I have also been looking to transition into a different but related field and of those jobs I apply for I don’t receive interview requests because I have no real experience in the other than my volunteer background.


The Career Doctor responds:
I’m suggesting a two-pronged approach:

  • One for the jobs that employers are telling you that you are overqualified for
  • One for the next-level and out-of-field jobs for which you’re not getting interviews.

First (and this applies to both of the above) the most effective way to get a job is through networking. You should tell everyone you come in contact with (people you know and new acquaintances) what you’re looking for and ask them 1) what advice do you have for me? And 2) Who should I be talking to? Be sure you have a strong social-media presence on LinkedIn Facebook etc. so employers can find you and that they learn great things about you when they do. Do you have your own Web site with your name as domain name? I recommend that. Domain names are cheap and you or a friend should be able to create a site for you that serves as a career portfolio with samples of your work. Do everything you can to beef up your social-media presence but not so you spend time on it at the expense of meeting people face to face.

For the jobs that employers are telling you that you are overqualified for:
Our article on fighting the overqualified label may be helpful.

You might also see if you can propose that they hire you on a one-month trial basis to let you prove that you won’t outgrow the job or get bored and can produce results for the employer.
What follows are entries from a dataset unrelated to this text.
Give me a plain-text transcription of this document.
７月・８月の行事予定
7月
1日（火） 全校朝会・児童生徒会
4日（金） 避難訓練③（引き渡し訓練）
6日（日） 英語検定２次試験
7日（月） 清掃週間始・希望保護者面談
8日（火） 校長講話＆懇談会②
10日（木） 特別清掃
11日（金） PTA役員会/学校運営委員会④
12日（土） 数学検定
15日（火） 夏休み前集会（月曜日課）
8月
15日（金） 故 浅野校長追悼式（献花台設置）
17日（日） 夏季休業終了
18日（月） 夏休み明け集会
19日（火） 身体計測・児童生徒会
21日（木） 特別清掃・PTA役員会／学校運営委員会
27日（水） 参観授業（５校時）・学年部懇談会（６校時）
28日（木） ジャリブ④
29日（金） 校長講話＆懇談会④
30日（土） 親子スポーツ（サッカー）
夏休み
A last-resort risky version of this idea is to offer a “free trial;” offer to work for a short period for no pay or ask if you could take on a trial project for them on a freelance basis.

For the next-level and out-of-field jobs for which you’re not getting interviews:

An underused but highly effective method for getting your foot in the door is informational interviewing. This technique works especially well with career change because it enables you to ask folks in your targeted new field where they see your deficiencies how you could break into the field how you might apply your strengths and experience to the new field. Our tutorial tells you how to set up and conduct informational interviews.

The only drawback to the technique is that it is not quick. It’s not ethical to ask for a job in an informational interview but you may find that interviewees become interested in you and want to take things to the next step. For those that don’t you need to wait a respectable period after the info interview to approach them about a job.